OSU basketball transfer Seth Towns detained by police during Columbus protest: 'I don't regret anything'

Incoming Ohio State basketball transfer Seth Towns was detained by police on Friday during a protest in downtown Columbus, according to OSU sports site Eleven Warriors and confirmed by Cleveland.com.

Eleven Warriors posted a video of Towns being handcuffed by law enforcement late on Friday night as he continued to lead fellow protesters in chants.

A photo of Towns being detained could also be seen in an Instagram post from a local Columbus photographer.

The protest in Columbus is just one of many that have popped up around the country in response to the death of George Floyd in Minneapolis police custody.

Towns, who just graduated from Harvard on Thursday with a degree in sociology, was not arrested or charged. According to NBC Sports, Towns was protesting peacefully when the police asked him to move out of the street. He refused, which is when he was handcuffed and detained. Towns was reportedly then moved out of the street by the officers and released.

News of Towns’ detainment surfaced several hours after men’s basketball head coach Chris Holtmann posted his thoughts about Floyd’s death on Twitter.

Holtmann issued a second statement through the program on Saturday afternoon.

Towns, a Columbus native, was the 2017-2018 Ivy League Player of the Year. He’s spent the last two years recovering from several knee surgeries, and has two seasons of eligibility left. According to The Athletic’s Bill Landis, Towns and Holtmann spoke late Friday night.

On Saturday afternoon, the Twitter account for the Harvard men’s basketball team tweeted a supportive statement from Towns’ former coach, Tommy Amaker.

Towns has no regrets

Towns went on ESPN early on Sunday morning, and said he had no regrets about anything that happened.

He said he was protesting “like everyone else” when police suddenly grabbed him and put him in the back of a police van. 

“We have to be true to who we are and our voices,” Towns said on ESPN, via the Columbus Dispatch. “We have to use those voices to impact people, and there is a huge dilemma in this country right now that needs to be addressed and I won’t shut up. I won’t stop. I will continue to use my voice to speak out for the people who are unheard, and that’s what I did.

“A voice is so important, and when I say voice I’m not talking about speaking, per se. I’m talking about actions. I’m talking about going out and protesting and doing your duty as a member of this democracy.”

There were two big things that Towns said he noticed once he was handcuffed and placed inside the back of a police van.

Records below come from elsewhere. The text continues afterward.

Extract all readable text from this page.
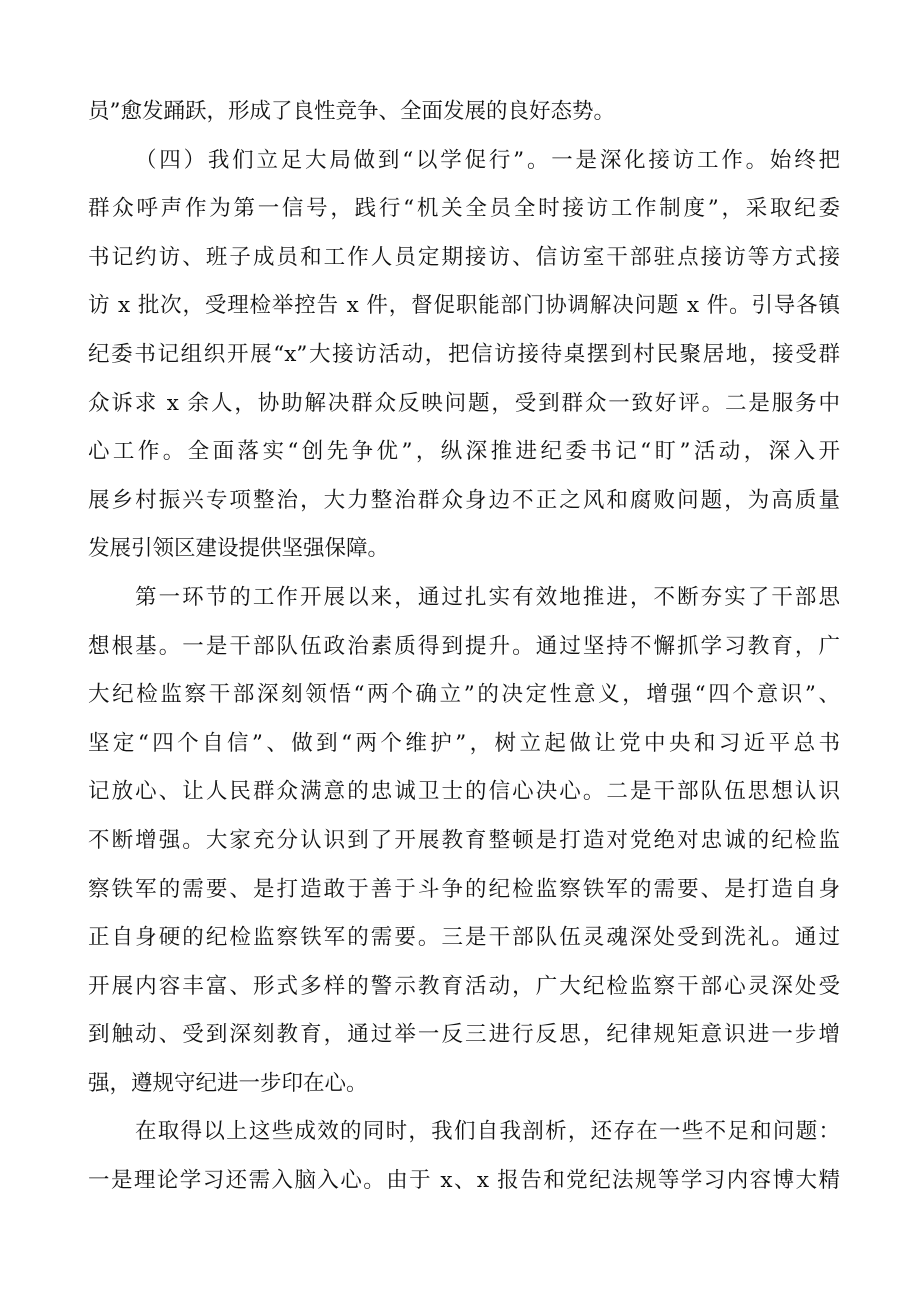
员”愈发踊跃，形成了良性竞争、全面发展的良好态势。
（四）我们立足大局做到“以学促行”。一是深化接访工作。始终把
群众呼声作为第一信号，践行“机关全员全时接访工作制度”，采取纪委
书记约访、班子成员和工作人员定期接访、信访室干部驻点接访等方式接
访 x 批次，受理检举控告 x 件，督促职能部门协调解决问题 x 件。引导各镇
纪委书记组织开展“x”大接访活动，把信访接待桌摆到村民聚居地，接受群
众诉求 x 余人，协助解决群众反映问题，受到群众一致好评。二是服务中
心工作。全面落实“创先争优”，纵深推进纪委书记“盯”活动，深入开
展乡村振兴专项整治，大力整治群众身边不正之风和腐败问题，为高质量
发展引领区建设提供坚强保障。
第一环节的工作开展以来，通过扎实有效地推进，不断夯实了干部思
想根基。一是干部队伍政治素质得到提升。通过坚持不懈抓学习教育，广
大纪检监察干部深刻领悟“两个确立”的决定性意义，增强“四个意识”、
坚定“四个自信”、做到“两个维护”，树立起做让党中央和习近平总书
记放心、让人民群众满意的忠诚卫士的信心决心。二是干部队伍思想认识
不断增强。大家充分认识到了开展教育整顿是打造对党绝对忠诚的纪检监
察铁军的需要、是打造敢于善于斗争的纪检监察铁军的需要、是打造自身
正自身硬的纪检监察铁军的需要。三是干部队伍灵魂深处受到洗礼。通过
开展内容丰富、形式多样的警示教育活动，广大纪检监察干部心灵深处受
到触动、受到深刻教育，通过举一反三进行反思，纪律规矩意识进一步增
强，遵规守纪进一步印在心。
在取得以上这些成效的同时，我们自我剖析，还存在一些不足和问题：
一是理论学习还需入脑入心。由于 x、x 报告和党纪法规等学习内容博大精
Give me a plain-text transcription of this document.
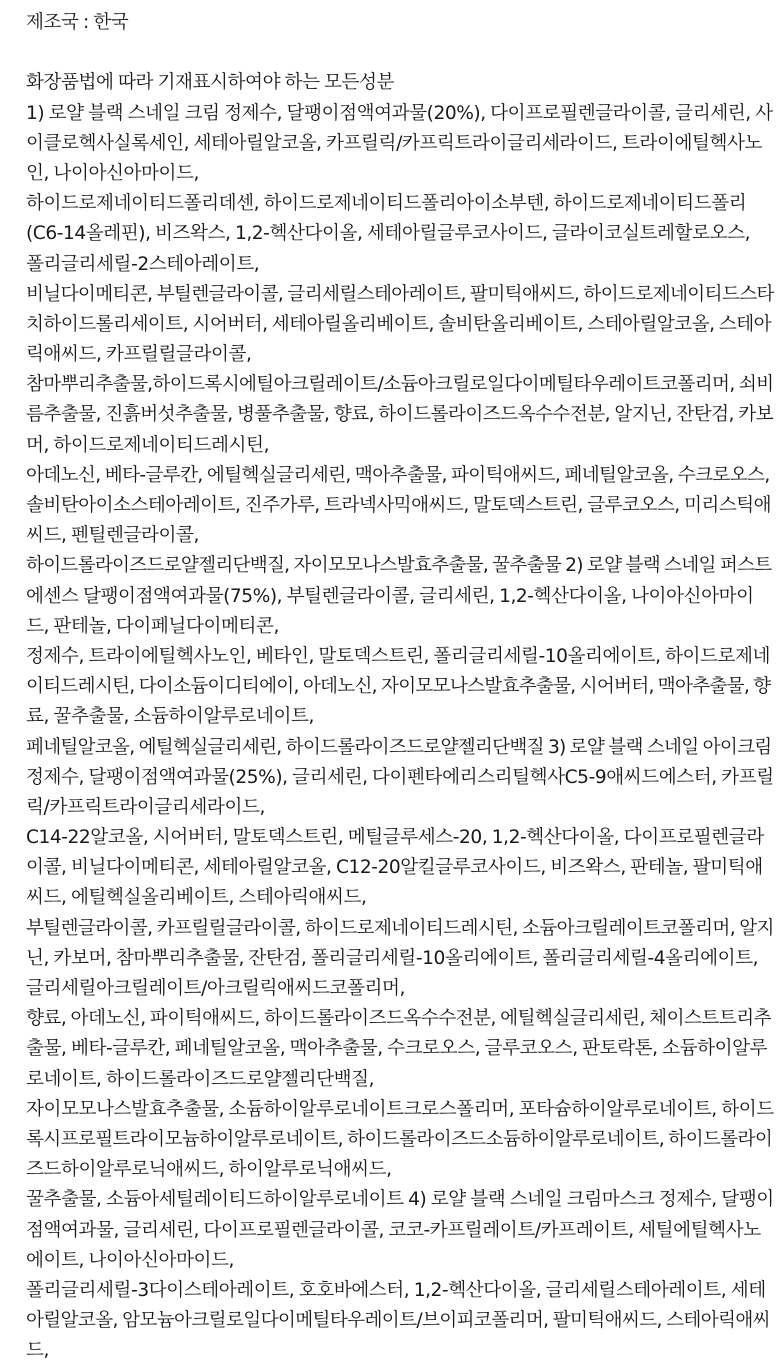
제조국 : 한국
화장품법에 따라 기재표시하여야 하는 모든성분
1) 로얄 블랙 스네일 크림 정제수, 달팽이점액여과물(20%), 다이프로필렌글라이콜, 글리세린, 사
이클로헥사실록세인, 세테아릴알코올, 카프릴릭/카프릭트라이글리세라이드, 트라이에틸헥사노
인, 나이아신아마이드,
하이드로제네이티드폴리데센, 하이드로제네이티드폴리아이소부텐, 하이드로제네이티드폴리
(C6-14올레핀), 비즈왁스, 1,2-헥산다이올, 세테아릴글루코사이드, 글라이코실트레할로오스,
폴리글리세릴-2스테아레이트,
비닐다이메티콘, 부틸렌글라이콜, 글리세릴스테아레이트, 팔미틱애씨드, 하이드로제네이티드스타
치하이드롤리세이트, 시어버터, 세테아릴올리베이트, 솔비탄올리베이트, 스테아릴알코올, 스테아
릭애씨드, 카프릴릴글라이콜,
참마뿌리추출물,하이드록시에틸아크릴레이트/소듐아크릴로일다이메틸타우레이트코폴리머, 쇠비
름추출물, 진흙버섯추출물, 병풀추출물, 향료, 하이드롤라이즈드옥수수전분, 알지닌, 잔탄검, 카보
머, 하이드로제네이티드레시틴,
아데노신, 베타-글루칸, 에틸헥실글리세린, 맥아추출물, 파이틱애씨드, 페네틸알코올, 수크로오스,
솔비탄아이소스테아레이트, 진주가루, 트라넥사믹애씨드, 말토덱스트린, 글루코오스, 미리스틱애
씨드, 펜틸렌글라이콜,
하이드롤라이즈드로얄젤리단백질, 자이모모나스발효추출물, 꿀추출물 2) 로얄 블랙 스네일 퍼스트
에센스 달팽이점액여과물(75%), 부틸렌글라이콜, 글리세린, 1,2-헥산다이올, 나이아신아마이
드, 판테놀, 다이페닐다이메티콘,
정제수, 트라이에틸헥사노인, 베타인, 말토덱스트린, 폴리글리세릴-10올리에이트, 하이드로제네
이티드레시틴, 다이소듐이디티에이, 아데노신, 자이모모나스발효추출물, 시어버터, 맥아추출물, 향
료, 꿀추출물, 소듐하이알루로네이트,
페네틸알코올, 에틸헥실글리세린, 하이드롤라이즈드로얄젤리단백질 3) 로얄 블랙 스네일 아이크림
정제수, 달팽이점액여과물(25%), 글리세린, 다이펜타에리스리틸헥사C5-9애씨드에스터, 카프릴
릭/카프릭트라이글리세라이드,
C14-22알코올, 시어버터, 말토덱스트린, 메틸글루세스-20, 1,2-헥산다이올, 다이프로필렌글라
이콜, 비닐다이메티콘, 세테아릴알코올, C12-20알킬글루코사이드, 비즈왁스, 판테놀, 팔미틱애
씨드, 에틸헥실올리베이트, 스테아릭애씨드,
부틸렌글라이콜, 카프릴릴글라이콜, 하이드로제네이티드레시틴, 소듐아크릴레이트코폴리머, 알지
닌, 카보머, 참마뿌리추출물, 잔탄검, 폴리글리세릴-10올리에이트, 폴리글리세릴-4올리에이트,
글리세릴아크릴레이트/아크릴릭애씨드코폴리머,
향료, 아데노신, 파이틱애씨드, 하이드롤라이즈드옥수수전분, 에틸헥실글리세린, 체이스트트리추
출물, 베타-글루칸, 페네틸알코올, 맥아추출물, 수크로오스, 글루코오스, 판토락톤, 소듐하이알루
로네이트, 하이드롤라이즈드로얄젤리단백질,
자이모모나스발효추출물, 소듐하이알루로네이트크로스폴리머, 포타슘하이알루로네이트, 하이드
록시프로필트라이모늄하이알루로네이트, 하이드롤라이즈드소듐하이알루로네이트, 하이드롤라이
즈드하이알루로닉애씨드, 하이알루로닉애씨드,
꿀추출물, 소듐아세틸레이티드하이알루로네이트 4) 로얄 블랙 스네일 크림마스크 정제수, 달팽이
점액여과물, 글리세린, 다이프로필렌글라이콜, 코코-카프릴레이트/카프레이트, 세틸에틸헥사노
에이트, 나이아신아마이드,
폴리글리세릴-3다이스테아레이트, 호호바에스터, 1,2-헥산다이올, 글리세릴스테아레이트, 세테
아릴알코올, 암모늄아크릴로일다이메틸타우레이트/브이피코폴리머, 팔미틱애씨드, 스테아릭애씨
드,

“One, the solidarity I felt, the pain I felt amongst all the other protestors,” Towns said on ESPN, via the Dispatch. “There was no malice involved. They were just out there expressing their pain and demanding justice, which again, is their duty. The second thing, looking in the eyes of those police officers, each one standing on the front line. To many, it was just another day on the job and they felt no remorse. They felt no empathy, no sympathy for the people who are struggling out there, painfully protesting.

“And then the others who are also very scared. You could tell. You can look in their eyes and tell. There were many police officers who did not want to be there.”